Results: Most blood parameters showed a rapid increase in diabetes in co-addiction group compared with their single addiction or non-addiction control groups. Caffeine-nicotine co-addiction group showed about 60-80 mg/dl (p<0.05) rise in serum glucose, 15-20 U/l in AST (p<0.01), 80-100 U/l in ALT (p<0.01), 20-30 mg/dl in Urea (p<0.01), 02 mg/dl in creatinine (p<0.05), 12-15 mg/dl (p<0.01) in LDL-C, 6-9 mg/dl in VLDL-C (p<0.01) and 60-90 mg/dl in TC levels (p<0.01) when compared with non-addicted diabetic control. There was a significant reduction in HDL-C (p<0.01) while the less significant rise in triglycerides in the case of co-addiction as compared to non-addiction diabetic control group. Histopathology results exhibited moderate to severe tissue damage in agreement with clinical biochemistry results.

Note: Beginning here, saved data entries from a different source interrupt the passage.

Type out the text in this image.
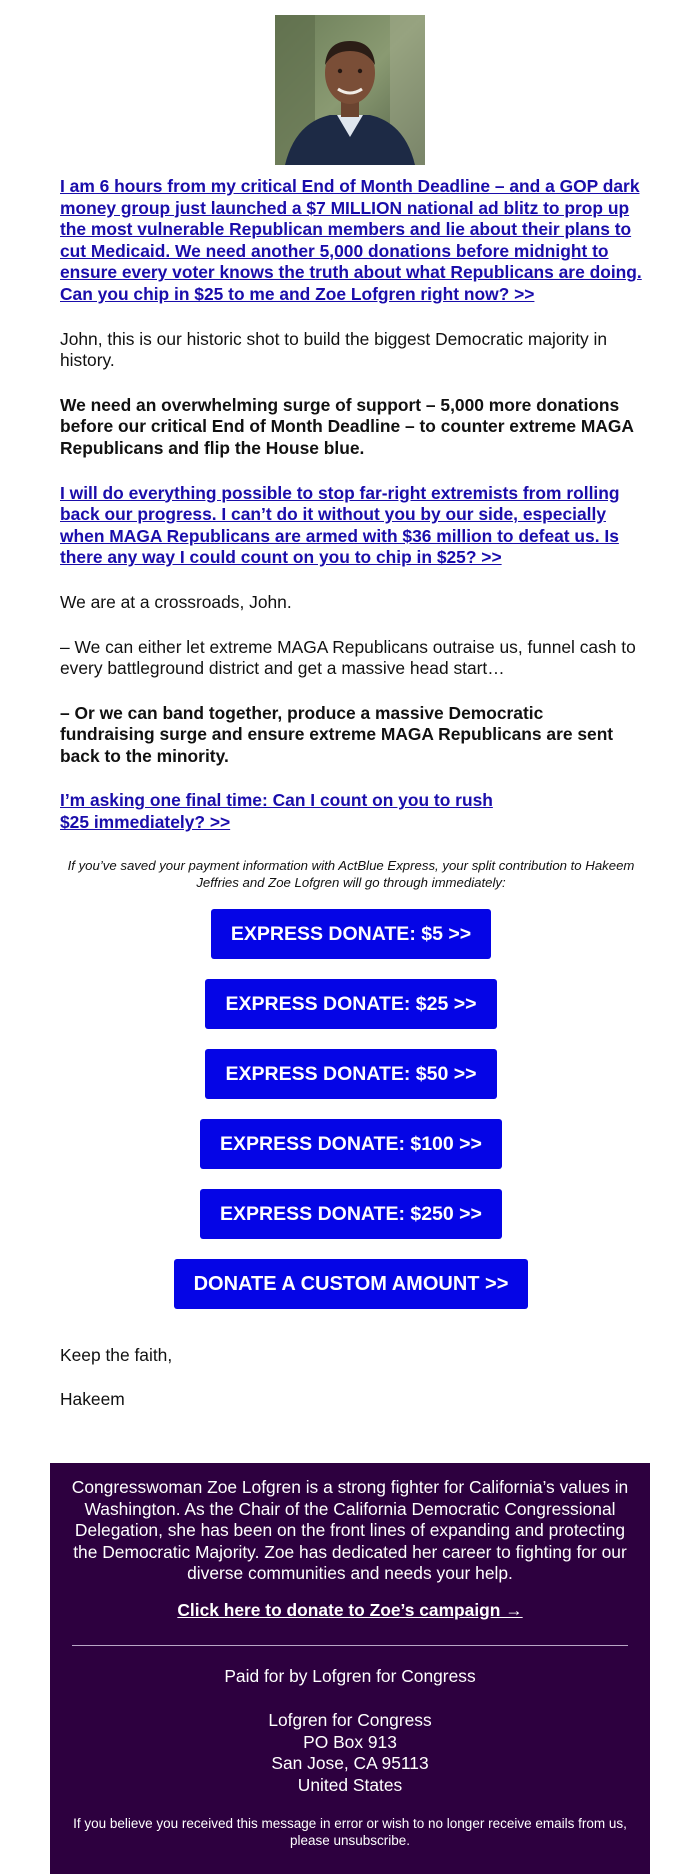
I am 6 hours from my critical End of Month Deadline – and a GOP dark money group just launched a $7 MILLION national ad blitz to prop up the most vulnerable Republican members and lie about their plans to cut Medicaid. We need another 5,000 donations before midnight to ensure every voter knows the truth about what Republicans are doing. Can you chip in $25 to me and Zoe Lofgren right now? >>

John, this is our historic shot to build the biggest Democratic majority in history.

We need an overwhelming surge of support – 5,000 more donations before our critical End of Month Deadline – to counter extreme MAGA Republicans and flip the House blue.

I will do everything possible to stop far-right extremists from rolling back our progress. I can’t do it without you by our side, especially when MAGA Republicans are armed with $36 million to defeat us. Is there any way I could count on you to chip in $25? >>

We are at a crossroads, John.

– We can either let extreme MAGA Republicans outraise us, funnel cash to every battleground district and get a massive head start…

– Or we can band together, produce a massive Democratic fundraising surge and ensure extreme MAGA Republicans are sent back to the minority.

I’m asking one final time: Can I count on you to rush
$25 immediately? >>

If you’ve saved your payment information with ActBlue Express, your split contribution to Hakeem Jeffries and Zoe Lofgren will go through immediately:

EXPRESS DONATE: $5 >>
EXPRESS DONATE: $25 >>
EXPRESS DONATE: $50 >>
EXPRESS DONATE: $100 >>
EXPRESS DONATE: $250 >>
DONATE A CUSTOM AMOUNT >>

Keep the faith,

Hakeem

Congresswoman Zoe Lofgren is a strong fighter for California’s values in Washington. As the Chair of the California Democratic Congressional Delegation, she has been on the front lines of expanding and protecting the Democratic Majority. Zoe has dedicated her career to fighting for our diverse communities and needs your help.

Click here to donate to Zoe’s campaign →

Paid for by Lofgren for Congress

Lofgren for Congress
PO Box 913
San Jose, CA 95113
United States

If you believe you received this message in error or wish to no longer receive emails from us, please unsubscribe.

Conclusion: Nicotine-caffeine co-addiction harms exceptionally more in type 2 diabetes greater than their single addiction or non-addiction.

Keywords: Streptozotocin, Caffeine, Nicotine, Type 2 diabetes, Insulin resistance


The addition of either caffeine or nicotine is common in today’s population of almost every country across the world. Both compounds belong to the plant origin and available in the crude form in developing countries. Illiterate citizens of developing country consider these compounds safe, because of the routine habituation. As these compounds are incompletely banned by the government of these nations, they are mostly available for addiction.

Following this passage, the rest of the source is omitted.